It wasn't surprising to discover that Sheryl Kane, author of Volunteer Vacations Across America, has daughters named Aviva and Elanit, and that her mother Ruth Wolfe, who's 86, recently received a lifetime achievement award for her more than 40 years of volunteer work. By saying this, I'm not suggesting that volunteering belongs only to Jews, but I am noting that giving of oneself is a considerable part of what Judaism is about. It's also how many contemporary Jews conceive of themselves as Jews. President Barack Obama's call for volunteerism hardly came as a surprise to many American Jews, who were already committed to that ideal in their communities and synagogues; and this fact, from all indications, only pushed Kane to uncover as many of the travel-related possibilities open to individuals that she could cram into a book.
Volunteer Vacations Across America — recently published by the Countryman Press in Woodstock, Vt. — couldn't be more timely, both seasonally and in terms of accurately reading the national temperature.
In the foreword to the book, Kristin M. Lamourex, director of the International Institute of Tourism Studies at George Washington University School of Business, writes that's she's traveled a great deal, "but the memories that have remained with me are of rolling up my sleeves and working, side by side, with my hosts. …

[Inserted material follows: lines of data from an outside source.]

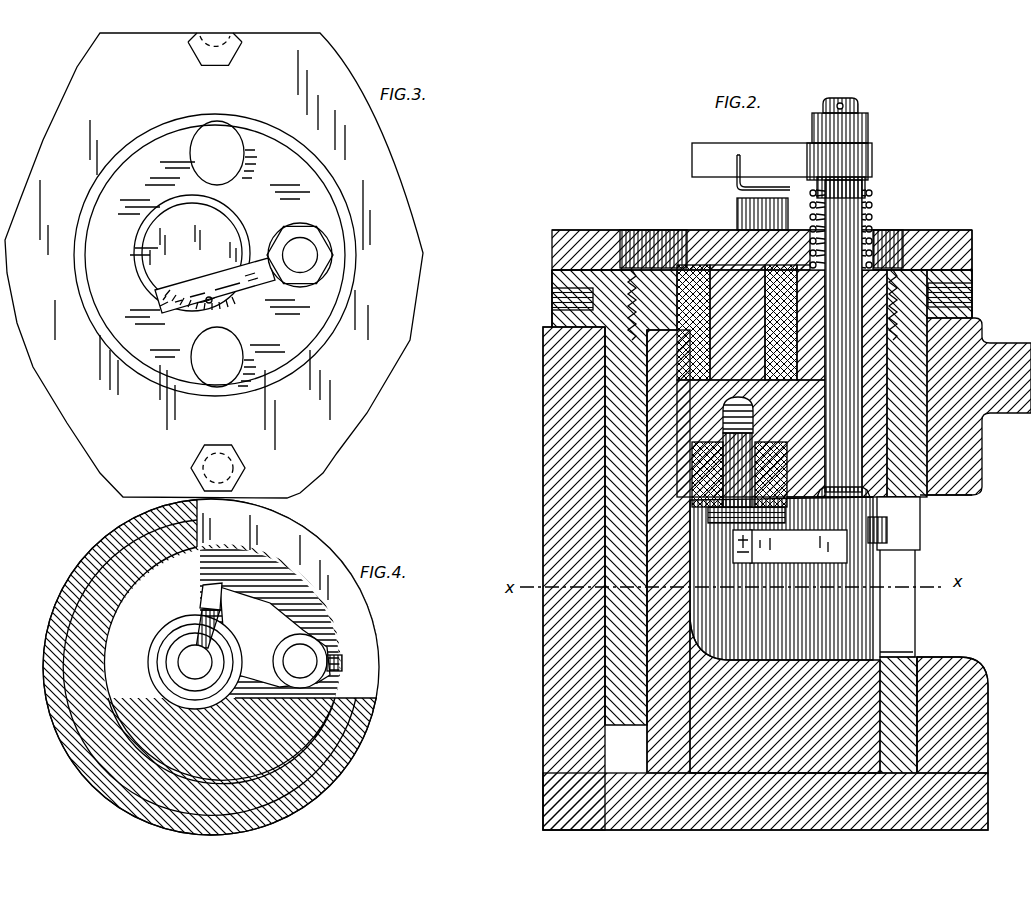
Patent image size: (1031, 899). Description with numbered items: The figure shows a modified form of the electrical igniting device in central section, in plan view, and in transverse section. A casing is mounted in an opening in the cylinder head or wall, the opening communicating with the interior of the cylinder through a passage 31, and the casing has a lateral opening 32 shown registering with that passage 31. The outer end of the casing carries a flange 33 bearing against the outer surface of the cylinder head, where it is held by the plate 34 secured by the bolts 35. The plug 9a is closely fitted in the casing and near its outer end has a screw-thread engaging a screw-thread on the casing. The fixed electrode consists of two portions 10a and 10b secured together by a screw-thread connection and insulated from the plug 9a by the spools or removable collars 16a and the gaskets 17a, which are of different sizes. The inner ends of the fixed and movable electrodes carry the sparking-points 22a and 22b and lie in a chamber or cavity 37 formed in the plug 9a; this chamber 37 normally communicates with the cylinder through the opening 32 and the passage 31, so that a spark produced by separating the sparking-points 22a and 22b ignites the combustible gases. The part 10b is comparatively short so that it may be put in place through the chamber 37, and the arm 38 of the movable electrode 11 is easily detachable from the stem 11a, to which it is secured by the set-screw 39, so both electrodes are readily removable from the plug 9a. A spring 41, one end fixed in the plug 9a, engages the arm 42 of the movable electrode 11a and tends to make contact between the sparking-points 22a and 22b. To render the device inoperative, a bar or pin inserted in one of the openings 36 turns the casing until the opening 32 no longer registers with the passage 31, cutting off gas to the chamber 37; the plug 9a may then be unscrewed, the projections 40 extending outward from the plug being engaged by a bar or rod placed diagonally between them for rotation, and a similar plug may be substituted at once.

In FIG. 2, the plug 9a is at (762, 477).
In FIG. 2, the fixed electrode portion 10a is at (751, 381).
In FIG. 4, the fixed electrode portion 10b is at (195, 662).
In FIG. 2, the fixed electrode portion 10b is at (735, 468).
In FIG. 2, the bore 11 is at (811, 322).
In FIG. 4, the stem of movable electrode 11a is at (307, 661).
In FIG. 2, the spools or removable collars 16a is at (732, 400).
In FIG. 2, the gaskets 17a is at (690, 265).
In FIG. 4, the sparking-point 22a is at (230, 584).
In FIG. 4, the sparking-point 22b is at (195, 659).
In FIG. 2, the passage 31 is at (787, 550).
In FIG. 2, the lateral opening 32 is at (898, 635).
In FIG. 2, the flange 33 is at (987, 272).
In FIG. 3, the plate 34 is at (214, 265).
In FIG. 2, the plate 34 is at (935, 232).
In FIG. 3, the bolts 35 is at (230, 438).
In FIG. 2, the openings 36 is at (987, 300).
In FIG. 4, the chamber or cavity 37 is at (211, 667).
In FIG. 2, the chamber or cavity 37 is at (781, 578).
In FIG. 4, the arm 38 is at (275, 637).
In FIG. 2, the arm 38 is at (777, 535).
In FIG. 2, the set-screw 39 is at (894, 523).
In FIG. 3, the projections 40 is at (223, 254).
In FIG. 2, the spring 41 is at (857, 338).
In FIG. 3, the arm 42 is at (194, 284).
In FIG. 2, the arm 42 is at (782, 164).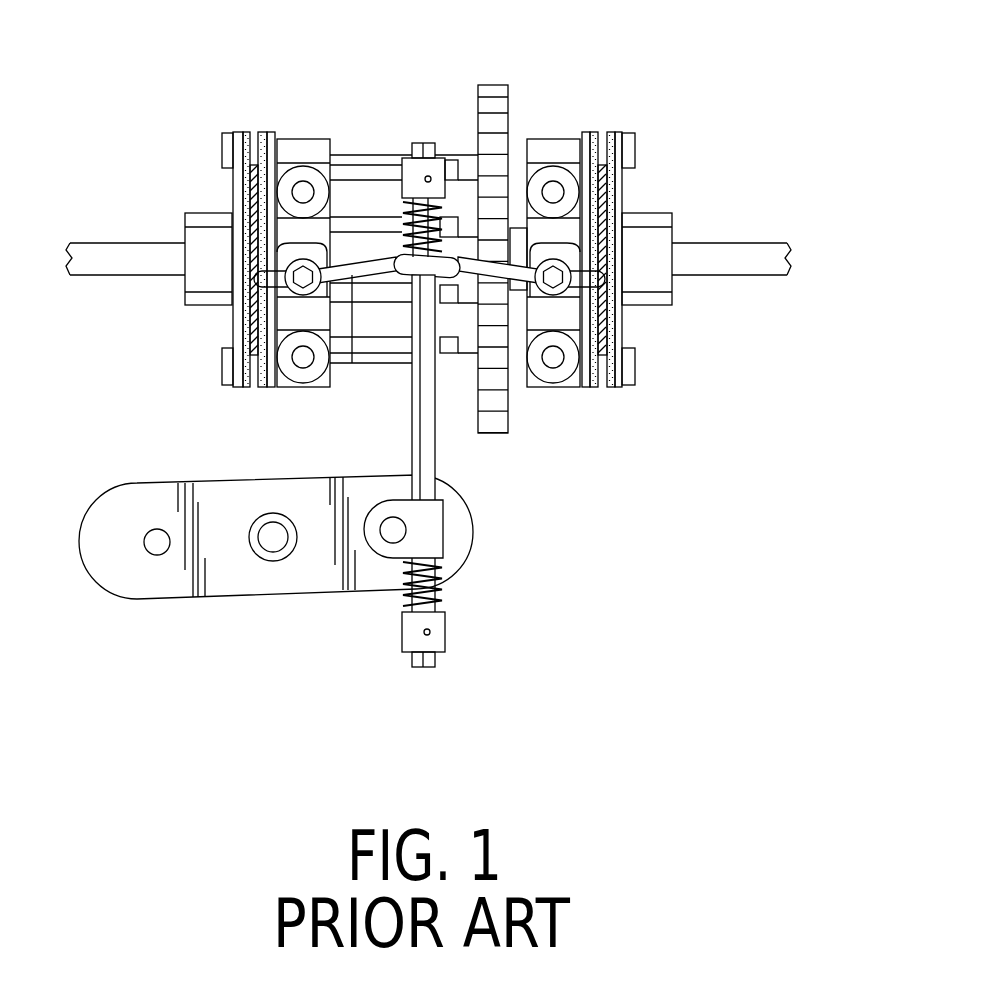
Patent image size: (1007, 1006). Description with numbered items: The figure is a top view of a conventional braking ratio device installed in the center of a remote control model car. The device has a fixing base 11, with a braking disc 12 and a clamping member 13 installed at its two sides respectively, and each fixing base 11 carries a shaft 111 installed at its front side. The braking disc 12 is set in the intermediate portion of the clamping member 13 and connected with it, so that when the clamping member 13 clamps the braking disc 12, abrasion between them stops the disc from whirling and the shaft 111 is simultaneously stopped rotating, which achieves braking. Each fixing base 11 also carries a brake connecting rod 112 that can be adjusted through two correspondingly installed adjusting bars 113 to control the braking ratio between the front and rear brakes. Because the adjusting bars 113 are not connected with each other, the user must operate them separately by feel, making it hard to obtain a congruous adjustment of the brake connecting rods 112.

The fixing base 11 is at (648, 213).
The shaft 111 is at (742, 257).
The braking disc 12 is at (600, 132).
The clamping member 13 is at (587, 133).
The brake connecting rod 112 is at (467, 262).
The adjusting bar 113 is at (405, 172).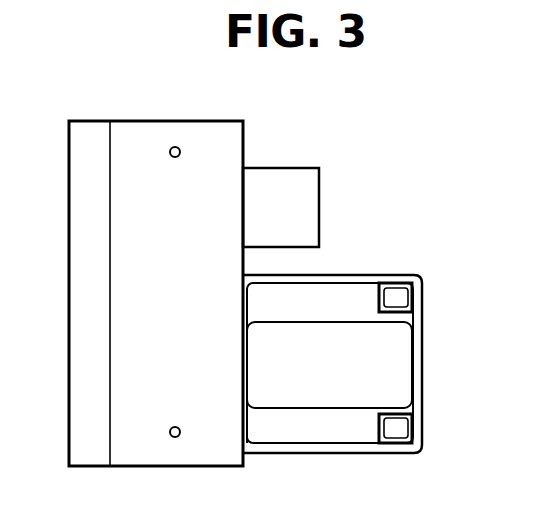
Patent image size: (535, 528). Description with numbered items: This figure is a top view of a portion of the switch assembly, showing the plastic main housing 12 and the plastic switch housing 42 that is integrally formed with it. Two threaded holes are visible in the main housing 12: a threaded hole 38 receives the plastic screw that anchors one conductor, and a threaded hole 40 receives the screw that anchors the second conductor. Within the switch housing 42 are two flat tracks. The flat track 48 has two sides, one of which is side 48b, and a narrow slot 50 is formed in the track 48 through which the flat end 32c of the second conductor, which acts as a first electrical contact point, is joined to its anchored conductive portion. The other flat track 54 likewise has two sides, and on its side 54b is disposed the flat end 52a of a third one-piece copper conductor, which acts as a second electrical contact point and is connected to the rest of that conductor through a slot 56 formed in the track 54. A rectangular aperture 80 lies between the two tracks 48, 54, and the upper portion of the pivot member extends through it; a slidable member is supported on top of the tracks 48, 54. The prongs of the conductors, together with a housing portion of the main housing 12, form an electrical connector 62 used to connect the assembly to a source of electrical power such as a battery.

"There is no better way to learn about a place, interact with people, observe the wildlife and natural environment, experience the culture and cuisine, and be part of a destination than by volunteering. The combination of volunteering and travel — volunteer vacations — is a growing trend. Increasingly, people are choosing to incorporate volunteer activities into their vacation time, and they are enjoying the satisfaction of giving back."
Kane, who discusses ways to help people, wildlife and the environment, calls this mix of vacations and volunteering "immersion travel."
Such travel, she says, constitutes "a decision to get involved and to learn and absorb everything you can from your travel experiences. Immersion travel is for everyone, at every age and stage of life. It doesn't take extra money or time to apply the immersion travel concept to all of your trips and to reap benefits from them."
The Human Interaction
The author explains how to evaluate the vacations she's featured, what to look for in programs offered by for-profits and nonprofits, and how to keep a journal about the experience. Every so often, she includes insights culled from such journals, like the one by a man named Ray, who's volunteered often at "The Hole in the Wall Gang Camp" in Ashford, Conn.
"Living for seven days in a summer camp cabin with terminally ill children is hard work that requires a high degree of patience, energy, and a willingness to learn about kids. There are usually about seven or eight kids under your supervision around the clock and it's very rigorous. Everyone's up early for a polar-bear swim and to go fishing — it's all go, go, go through 9 p.m. Volunteers need to be altruistically motivated. …
"It's a beautiful, 360-acre camp with 50 very impressive, totally handicapped-accessible camp buildings and activities. … [But] what I've found after volunteering over five years is that many months after camp has ended, you can ask a camper what he or she enjoyed most from the experience and almost always it's a reference to time spent with a counselor or volunteer doing something pretty simple, one-on-one, like playing Crazy 8s on the boathouse dock. It's the human interaction and the bonds of friendship that make the experience most memorable for everyone involved."